Fabio.Nunes 25/06/2024
Inacabável
Dom Casmurro - Machado de Assis
Editora: Antofágica, 2020.
Dom Casmurro é tida como uma das obras-primas de Machado de Assis e, logicamente, da literatura nacional. Não é por menos.
Eu provavelmente devo ser um dos raros a nunca tê-la lido antes, enquanto jovem ou adolescente.
Mas eis que o dia chegou! E aí a pergunta não quer calar: Capitu traiu ou não traiu?
Antes de responder saiba: este livro é narrado por Bentinho, o próprio protagonista. Portanto, é um narrador cheio de vieses e, consequentemente, não confiável. Não consigo entender como foi demorar 60 anos depois da publicação do livro para que alguém ousasse perceber isso. Aliás, eu até entendo. Quem teve essa percepção foi uma mulher (Helen Caldwell).
Bentinho era um homem fruto do seu tempo, dono de posses, herdeiro, moralista, o famoso playboy do final do século XIX e início do século XX ? e isso ainda numa sociedade escravocrata, desigual, hipócrita e misógina, em que o papel da mulher era ser propriedade do homem, servindo-o no lar. Eis que a ficção imita a realidade e a sociedade brasileira à época recebe este livro confiando piamente em seu narrador (um homem rico ? branco talvez).
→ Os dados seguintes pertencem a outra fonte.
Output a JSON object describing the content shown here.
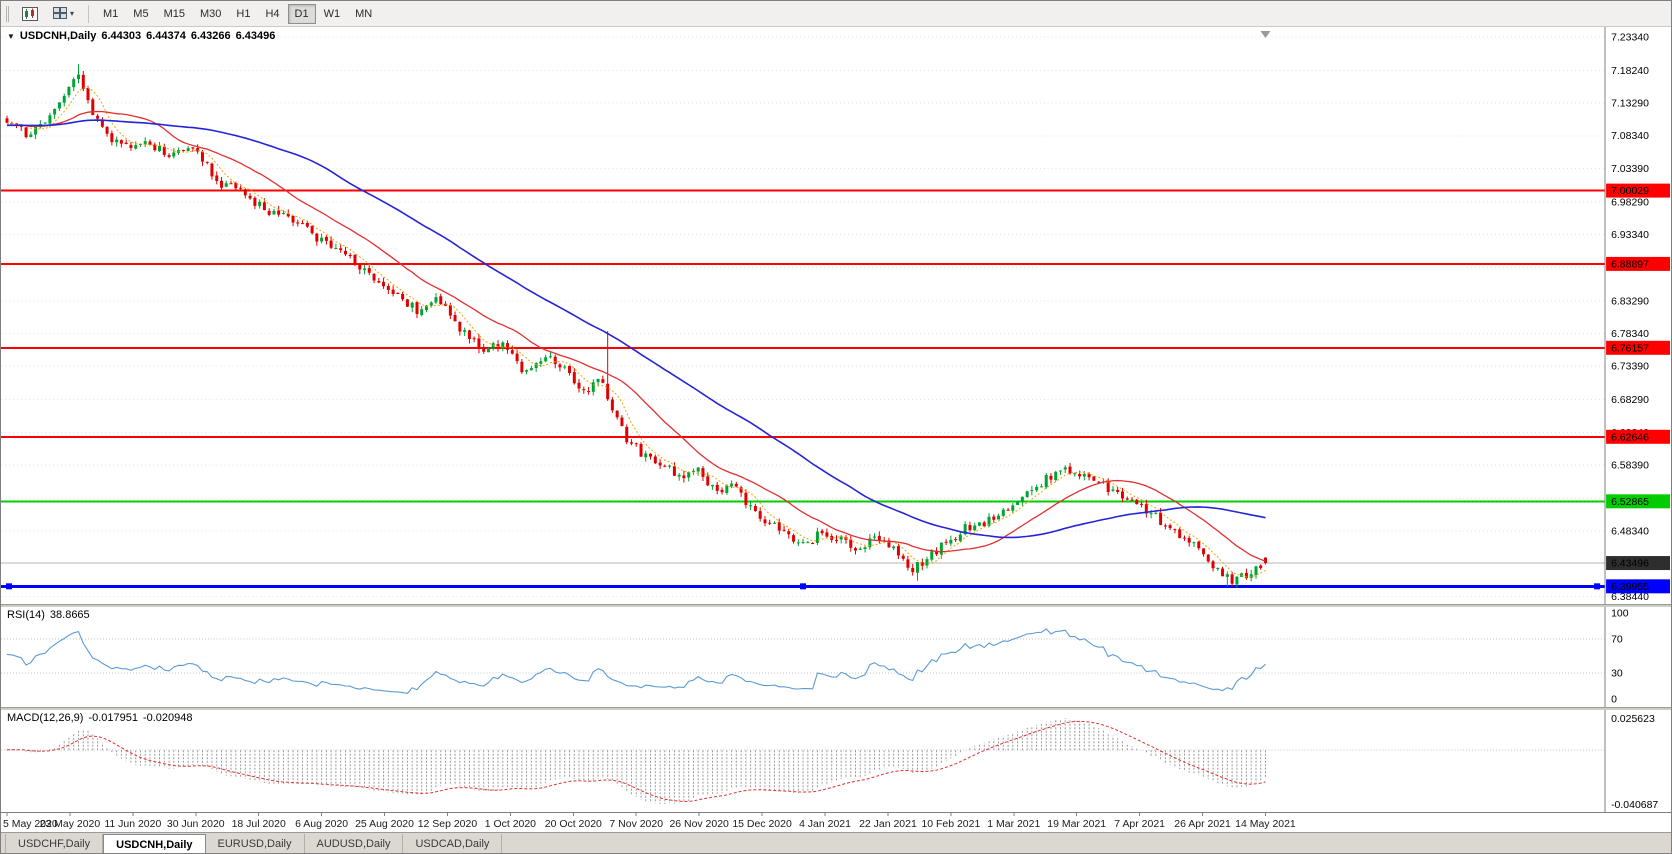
{
  "toolbar": {
    "timeframes": [
      {
        "label": "M1",
        "active": false
      },
      {
        "label": "M5",
        "active": false
      },
      {
        "label": "M15",
        "active": false
      },
      {
        "label": "M30",
        "active": false
      },
      {
        "label": "H1",
        "active": false
      },
      {
        "label": "H4",
        "active": false
      },
      {
        "label": "D1",
        "active": true
      },
      {
        "label": "W1",
        "active": false
      },
      {
        "label": "MN",
        "active": false
      }
    ]
  },
  "icons": {
    "dropdown_caret": "▾",
    "symbol_dropdown": "▼"
  },
  "chart": {
    "symbol_title": "USDCNH,Daily",
    "open": "6.44303",
    "high": "6.44374",
    "low": "6.43266",
    "close": "6.43496"
  },
  "chart_data": {
    "type": "candlestick",
    "symbol": "USDCNH",
    "timeframe": "Daily",
    "price_range": {
      "top": 7.2334,
      "bottom": 6.3844
    },
    "y_axis_labels": [
      "7.23340",
      "7.18240",
      "7.13290",
      "7.08340",
      "7.03390",
      "6.98290",
      "6.93340",
      "6.88390",
      "6.83290",
      "6.78340",
      "6.73390",
      "6.68290",
      "6.63340",
      "6.58390",
      "6.53290",
      "6.48340",
      "6.43390",
      "6.38440"
    ],
    "x_axis_labels": [
      "5 May 2020",
      "23 May 2020",
      "11 Jun 2020",
      "30 Jun 2020",
      "18 Jul 2020",
      "6 Aug 2020",
      "25 Aug 2020",
      "12 Sep 2020",
      "1 Oct 2020",
      "20 Oct 2020",
      "7 Nov 2020",
      "26 Nov 2020",
      "15 Dec 2020",
      "4 Jan 2021",
      "22 Jan 2021",
      "10 Feb 2021",
      "1 Mar 2021",
      "19 Mar 2021",
      "7 Apr 2021",
      "26 Apr 2021",
      "14 May 2021"
    ],
    "h_lines": [
      {
        "price": 7.00029,
        "label": "7.00029",
        "color": "#ff0000",
        "width": 2,
        "handles": false
      },
      {
        "price": 6.88897,
        "label": "6.88897",
        "color": "#ff0000",
        "width": 2,
        "handles": false
      },
      {
        "price": 6.76157,
        "label": "6.76157",
        "color": "#ff0000",
        "width": 2,
        "handles": false
      },
      {
        "price": 6.62646,
        "label": "6.62646",
        "color": "#ff0000",
        "width": 2,
        "handles": false
      },
      {
        "price": 6.52865,
        "label": "6.52865",
        "color": "#00cc00",
        "width": 2,
        "handles": false
      },
      {
        "price": 6.39955,
        "label": "6.39955",
        "color": "#0000ff",
        "width": 3,
        "handles": true
      }
    ],
    "current_price": {
      "price": 6.43496,
      "label": "6.43496",
      "badge_bg": "#2e2e2e",
      "line_color": "#b8b8b8"
    },
    "colors": {
      "up": "#00a432",
      "down": "#e00000",
      "background": "#ffffff",
      "grid": "#e3e3e3",
      "axis_text": "#000000"
    },
    "mas": [
      {
        "name": "ma-fast-dotted",
        "period": 6,
        "color": "#f0a400",
        "width": 1,
        "dashed": true
      },
      {
        "name": "ma-mid",
        "period": 20,
        "color": "#e03030",
        "width": 1.3,
        "dashed": false
      },
      {
        "name": "ma-slow",
        "period": 55,
        "color": "#2424d8",
        "width": 1.6,
        "dashed": false
      }
    ],
    "indicators": {
      "rsi": {
        "label": "RSI(14)",
        "value": "38.8665",
        "period": 14,
        "color": "#5b9bd5",
        "levels": [
          30,
          70
        ],
        "axis_labels": [
          {
            "text": "100",
            "value": 100
          },
          {
            "text": "70",
            "value": 70
          },
          {
            "text": "30",
            "value": 30
          },
          {
            "text": "0",
            "value": 0
          }
        ]
      },
      "macd": {
        "label": "MACD(12,26,9)",
        "value_main": "-0.017951",
        "value_signal": "-0.020948",
        "fast": 12,
        "slow": 26,
        "signal": 9,
        "axis_top": "0.025623",
        "axis_bottom": "-0.040687",
        "signal_color": "#e03030",
        "histogram_color": "#9a9a9a"
      }
    },
    "candle_count": 265,
    "warmup_candles": 60,
    "trend_keypoints": [
      [
        0.0,
        7.11
      ],
      [
        0.015,
        7.085
      ],
      [
        0.04,
        7.125
      ],
      [
        0.057,
        7.183
      ],
      [
        0.068,
        7.115
      ],
      [
        0.09,
        7.065
      ],
      [
        0.11,
        7.076
      ],
      [
        0.13,
        7.05
      ],
      [
        0.148,
        7.068
      ],
      [
        0.168,
        7.012
      ],
      [
        0.188,
        6.995
      ],
      [
        0.208,
        6.968
      ],
      [
        0.228,
        6.955
      ],
      [
        0.248,
        6.925
      ],
      [
        0.268,
        6.905
      ],
      [
        0.288,
        6.872
      ],
      [
        0.308,
        6.842
      ],
      [
        0.326,
        6.818
      ],
      [
        0.342,
        6.843
      ],
      [
        0.36,
        6.788
      ],
      [
        0.378,
        6.758
      ],
      [
        0.394,
        6.772
      ],
      [
        0.41,
        6.722
      ],
      [
        0.428,
        6.748
      ],
      [
        0.444,
        6.728
      ],
      [
        0.458,
        6.695
      ],
      [
        0.472,
        6.712
      ],
      [
        0.48,
        6.672
      ],
      [
        0.492,
        6.625
      ],
      [
        0.505,
        6.6
      ],
      [
        0.52,
        6.585
      ],
      [
        0.535,
        6.568
      ],
      [
        0.548,
        6.578
      ],
      [
        0.562,
        6.545
      ],
      [
        0.576,
        6.552
      ],
      [
        0.59,
        6.522
      ],
      [
        0.604,
        6.498
      ],
      [
        0.618,
        6.478
      ],
      [
        0.632,
        6.46
      ],
      [
        0.648,
        6.482
      ],
      [
        0.662,
        6.472
      ],
      [
        0.676,
        6.455
      ],
      [
        0.69,
        6.478
      ],
      [
        0.704,
        6.458
      ],
      [
        0.718,
        6.425
      ],
      [
        0.732,
        6.442
      ],
      [
        0.748,
        6.468
      ],
      [
        0.762,
        6.488
      ],
      [
        0.778,
        6.498
      ],
      [
        0.794,
        6.518
      ],
      [
        0.81,
        6.54
      ],
      [
        0.826,
        6.562
      ],
      [
        0.84,
        6.578
      ],
      [
        0.852,
        6.57
      ],
      [
        0.866,
        6.556
      ],
      [
        0.88,
        6.546
      ],
      [
        0.894,
        6.528
      ],
      [
        0.908,
        6.512
      ],
      [
        0.922,
        6.492
      ],
      [
        0.936,
        6.472
      ],
      [
        0.95,
        6.452
      ],
      [
        0.962,
        6.425
      ],
      [
        0.974,
        6.405
      ],
      [
        0.986,
        6.418
      ],
      [
        1.0,
        6.435
      ]
    ],
    "spikes": [
      {
        "t": 0.057,
        "high": 7.192
      },
      {
        "t": 0.478,
        "high": 6.787
      },
      {
        "t": 0.724,
        "low": 6.408
      },
      {
        "t": 0.968,
        "low": 6.3996
      },
      {
        "t": 0.976,
        "low": 6.3998
      }
    ],
    "final_candle": {
      "o": 6.44303,
      "h": 6.44374,
      "l": 6.43266,
      "c": 6.43496
    }
  },
  "tabs": [
    {
      "label": "USDCHF,Daily",
      "active": false
    },
    {
      "label": "USDCNH,Daily",
      "active": true
    },
    {
      "label": "EURUSD,Daily",
      "active": false
    },
    {
      "label": "AUDUSD,Daily",
      "active": false
    },
    {
      "label": "USDCAD,Daily",
      "active": false
    }
  ]
}
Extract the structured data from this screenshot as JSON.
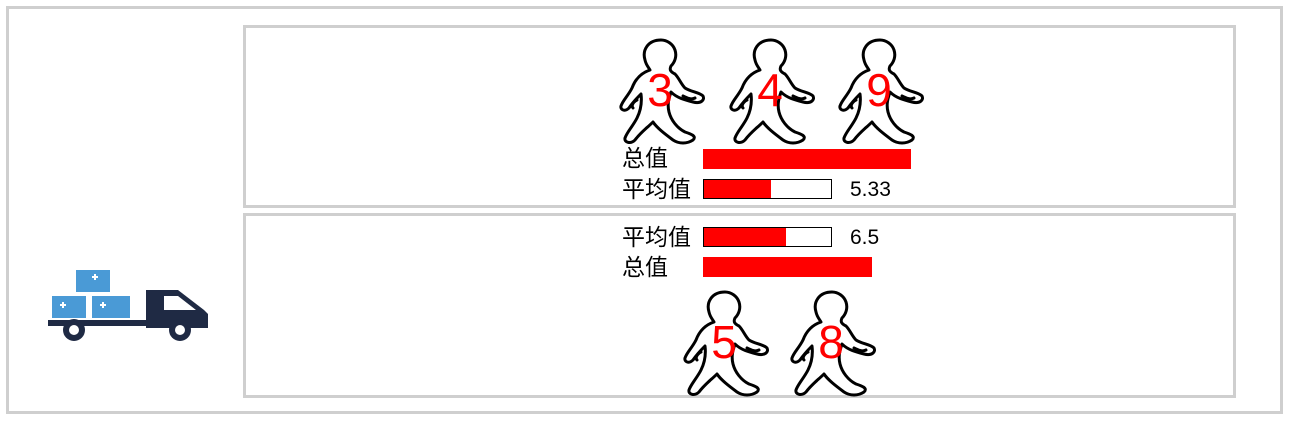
{
  "labels": {
    "total": "总值",
    "average": "平均值"
  },
  "groups": [
    {
      "people": [
        3,
        4,
        9
      ],
      "total": 16,
      "average": 5.33,
      "average_text": "5.33",
      "total_fill": 1.0,
      "average_fill": 0.533
    },
    {
      "people": [
        5,
        8
      ],
      "total": 13,
      "average": 6.5,
      "average_text": "6.5",
      "total_fill": 0.8125,
      "average_fill": 0.65
    }
  ],
  "colors": {
    "accent": "#ff0000",
    "border": "#cfcfcf",
    "icon": "#4a9ad6",
    "truck": "#1f2a44"
  },
  "icons": {
    "left": "delivery-truck-icon",
    "person": "walking-person-icon"
  }
}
E eis por que a pergunta sobre a traição é feita: basta a palavra do homem para concluirmos a culpa ou desconfiança da mulher. Diga-se de passagem, uma mulher sem lugar de fala ao longo da obra, posto que jamais foi narradora.
Portanto, de pronto, a pergunta sobre a traição nem deveria ter sido feita.
Além disso, há uma nuance de ordem psicológica que gostaria de chamar atenção.
Imediatamente antes de Bentinho começar a desconfiar da traição de Capitu com seu melhor amigo Escobar, ele é quem tem uma espécie de ?affair? com Sancha (esposa do amigo).
?Quando saímos, tornei a falar com os olhos à dona da casa. A mão dela apertou muito a minha, e demorou-se mais que de costume. (...) Senti ainda os dedos de Sancha entre os meus, apertando uns aos outros. Foi um instante de vertigem e de pecado.?
Carregado de culpa moral (lembre-se de que ele é fruto de seu tempo), ainda sofre no dia seguinte o choque com a notícia da morte de Escobar por afogamento. O amigo morto e ele desejando a viúva no dia anterior. Qual não deve ter sido a dor moral de viver digladiando-se com essa culpa!
Mas Bentinho, como você já bem sabe, é fruto do quê? Do seu tempo.
Um dia, pouco depois da morte de Escobar, Capitu lhe dirigiu a palavra falando do filho:
?Você jé reparou que Ezequiel tem nos olhos uma expressão esquisita? (?) Só vi duas pessoas assim, um amigo de papai e o defunto Escobar.?
Veja aí o germe de toda a tragédia.
Em minha opinião, incapaz de lidar com a própria culpa, nosso protagonista a projeta na própria esposa, a figura que mais ama e de quem mais tem ciúmes (doentios desde tenra idade), acusando-a de traição. A partir desse momento ele é incapaz de olhar o filho sem ver a figura de Escobar ? uma figura que lá não estava, posto que estamos diante de vieses de um narrador em sofrimento, doido para se livrar da própria culpa.
E Machado é tão genial que lá no início do livro faz Bentinho afirmar:
?Os sonhos do acordado são como os outros sonhos, tecem-se pelo desenho das nossas inclinações e das nossas recordações.?
Ou seja, Bentinho vê o que quer ver, de forma a manter sua posição diante da sociedade, de deus e, acima de tudo de si mesmo. E é muito convincente nisso, em caso de desatenção do leitor.
?O meu fim evidente era atar as duas pontas da vida, e restaurar na velhice a adolescência. Pois, senhor, não consegui recompor o que foi nem o que fui. (...) Se só me faltassem os outros, vá; um homem consola-se mais ou menos das pessoas que perde; mas falto eu mesmo, e esta lacuna é tudo.?
Para mim não resta dúvida de que essa obra tem muito ainda que ser discutida, gigantesca em nuances que é. Aqui eu só quis pontuar essas duas questões que achei mais relevantes, afetando a qualidade informativa dessa resenha, mas satisfeito por isso ? afinal quem não conhece essa história deve parar tudo e fazê-lo imediatamente.
Uma obra com imensa fortuna crítica, que está longe de se esgotar.